Shortly after opening, an independent model company came to town. At the time, some of the top agents in KW left for the new model company. (Many of those agents later returned to KW when they realized they were not getting the training and support at the independent model company. At that point, Gary and his first Associate Leadership Council laid out the framework of the interdependent model that takes the best of the other models and combines it into a company that is focused on being a training company that happens to be in the real estate business.
Some of the characteristics of the interdependent real estate business model:
- Associates have an interdependent relationship with the company and a mutual interest in success;
- Associates and brokers work as a team to achieve financial goals;
- Associates do not assume financial, legal, or management responsibilities.
The motto of this company: “Give a man a fish, feed him for a day. Teach a man to fish, feed him for a lifetime.”
Teaching the agent how to generate their leads and become owners of their real estate brands and businesses under the umbrella of Keller Williams.
Interdependent means that associates can be independent in running their own business yet share a portion of the commissions back with the company in exchange for world-class, award-winning training, technology, and local management and broker support.
Keller Williams provides the tools, resources, strategies, and empowerment for you to run and manage your career and your business to fund your life.
If you are like me, you are getting into real estate because you are looking for the freedom and flexibility that real estate can provide, but you want to ensure that you are not just left to fend for yourself.
You may also be like me in this regard. You are frustrated with being associated with a dependent-based company and paying commission fees with little to show for it at the end of the day.
That is why I joined Keller Williams nearly 20 years ago.
Ultimately, it wasn’t about the money or the Keller Williams commission split.
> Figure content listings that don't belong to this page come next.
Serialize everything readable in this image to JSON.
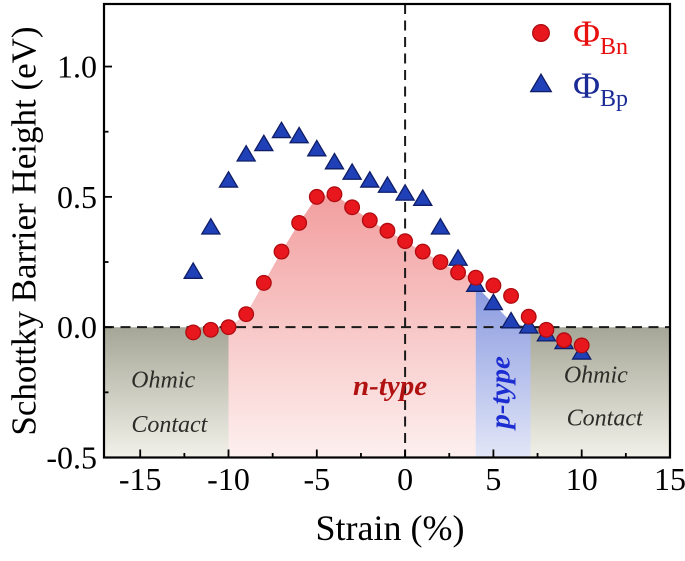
{
  "chart_data": {
    "type": "scatter",
    "title": "",
    "xlabel": "Strain (%)",
    "ylabel": "Schottky Barrier Height (eV)",
    "xlim": [
      -17.05,
      15
    ],
    "ylim": [
      -0.5,
      1.24
    ],
    "grid": false,
    "legend_position": "top-right",
    "x": [
      -12,
      -11,
      -10,
      -9,
      -8,
      -7,
      -6,
      -5,
      -4,
      -3,
      -2,
      -1,
      0,
      1,
      2,
      3,
      4,
      5,
      6,
      7,
      8,
      9,
      10
    ],
    "series": [
      {
        "name": "Phi_Bn",
        "legend_symbol": "Φ",
        "legend_subscript": "Bn",
        "marker": "circle",
        "fill": "#e8171d",
        "edge": "#b00b10",
        "legend_text_color": "#e8100f",
        "values": [
          -0.02,
          -0.01,
          0.0,
          0.05,
          0.17,
          0.29,
          0.4,
          0.5,
          0.51,
          0.46,
          0.41,
          0.37,
          0.33,
          0.29,
          0.25,
          0.21,
          0.19,
          0.16,
          0.12,
          0.04,
          -0.01,
          -0.05,
          -0.07
        ]
      },
      {
        "name": "Phi_Bp",
        "legend_symbol": "Φ",
        "legend_subscript": "Bp",
        "marker": "triangle",
        "fill": "#2040b8",
        "edge": "#0e1d66",
        "legend_text_color": "#1b2b96",
        "values": [
          0.21,
          0.38,
          0.56,
          0.66,
          0.7,
          0.75,
          0.73,
          0.68,
          0.63,
          0.59,
          0.56,
          0.54,
          0.51,
          0.49,
          0.38,
          0.26,
          0.16,
          0.09,
          0.02,
          0.0,
          -0.03,
          -0.06,
          -0.1
        ]
      }
    ],
    "x_axis": {
      "major_ticks": [
        -15,
        -10,
        -5,
        0,
        5,
        10,
        15
      ],
      "major_labels": [
        "-15",
        "-10",
        "-5",
        "0",
        "5",
        "10",
        "15"
      ],
      "minor_ticks": [
        -12.5,
        -7.5,
        -2.5,
        2.5,
        7.5,
        12.5
      ]
    },
    "y_axis": {
      "major_ticks": [
        1.0,
        0.5,
        0.0,
        -0.5
      ],
      "major_labels": [
        "1.0",
        "0.5",
        "0.0",
        "-0.5"
      ],
      "minor_ticks": [
        0.75,
        0.25,
        -0.25
      ]
    },
    "reference_lines": [
      {
        "axis": "x",
        "value": 0
      },
      {
        "axis": "y",
        "value": 0
      }
    ],
    "regions": [
      {
        "id": "ohmic-left",
        "kind": "rect",
        "x0": -17.05,
        "x1": -10,
        "y0": -0.5,
        "y1": 0,
        "fill_top": "#a6a697",
        "fill_bottom": "#f1f1e9"
      },
      {
        "id": "n-type",
        "kind": "under-curve",
        "series": 0,
        "from": -10,
        "to": 4,
        "extra": [
          [
            4,
            -0.5
          ],
          [
            -10,
            -0.5
          ]
        ],
        "fill_top": "#f29e9e",
        "fill_bottom": "#fdf0ef"
      },
      {
        "id": "p-type",
        "kind": "under-curve",
        "series": 1,
        "from": 4,
        "to": 7,
        "extra": [
          [
            7.1,
            0
          ],
          [
            7.1,
            -0.5
          ],
          [
            4,
            -0.5
          ]
        ],
        "fill_top": "#8899e0",
        "fill_bottom": "#e2e6f7"
      },
      {
        "id": "ohmic-right",
        "kind": "rect",
        "x0": 7.1,
        "x1": 15,
        "y0": -0.5,
        "y1": 0,
        "fill_top": "#a6a697",
        "fill_bottom": "#f1f1e9"
      }
    ],
    "annotations": [
      {
        "id": "n-type-label",
        "text": "n-type",
        "x": -0.85,
        "y": -0.225,
        "color": "#b11111",
        "size": 29,
        "bold": true,
        "italic": true,
        "rotate": 0
      },
      {
        "id": "p-type-label",
        "text": "p-type",
        "x": 5.4,
        "y": -0.25,
        "color": "#1c2ed2",
        "size": 29,
        "bold": true,
        "italic": true,
        "rotate": -90
      },
      {
        "id": "ohmic-left-line1",
        "text": "Ohmic",
        "x": -13.7,
        "y": -0.205,
        "color": "#2c2c28",
        "size": 24,
        "bold": false,
        "italic": true,
        "rotate": 0
      },
      {
        "id": "ohmic-left-line2",
        "text": "Contact",
        "x": -13.35,
        "y": -0.375,
        "color": "#2c2c28",
        "size": 24,
        "bold": false,
        "italic": true,
        "rotate": 0
      },
      {
        "id": "ohmic-right-line1",
        "text": "Ohmic",
        "x": 10.8,
        "y": -0.185,
        "color": "#2c2c28",
        "size": 24,
        "bold": false,
        "italic": true,
        "rotate": 0
      },
      {
        "id": "ohmic-right-line2",
        "text": "Contact",
        "x": 11.3,
        "y": -0.35,
        "color": "#2c2c28",
        "size": 24,
        "bold": false,
        "italic": true,
        "rotate": 0
      }
    ],
    "style": {
      "axis_color": "#000000",
      "dash_color": "#1a1a1a",
      "background": "#ffffff"
    }
  }
}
It was about taking control of my career and schedule and ensuring that the company I worked with was indeed a partner in the business.
We like to call this approach agent-centric. Other companies claim to be all about the agents, but their commission structure and operational models differ.
Keller Williams only succeeds if you succeed. In business and life. The commission split and cap ensure you have the best opportunity to keep more money in your pocket. Keller Williams is a company where entrepreneurs thrive. Because of this, KW is #1 in the three main areas for a real estate business, Agent Count, Total Volume, and Total Sales.
Is The Keller Williams Commission Split Right For You?
People always ask me, “Why did you create this website?” My answer is simple. That is a decision that only you can make. That being said, I hope the information we provided about the KW commission split program will help you make an informed decision. If I can help people keep from making the same mistakes I made when I got into real estate, it will have been all worth it.
Are you looking to get your license and sell a home now and then? An independent company might be right for you.
Are you looking for a job with a real estate company with set hours and branding? A dependent company might be perfect if you don’t mind overpaying for what you get.
Are you looking to become an entrepreneur in real estate and run your own real estate business? Keller Williams is the place for you.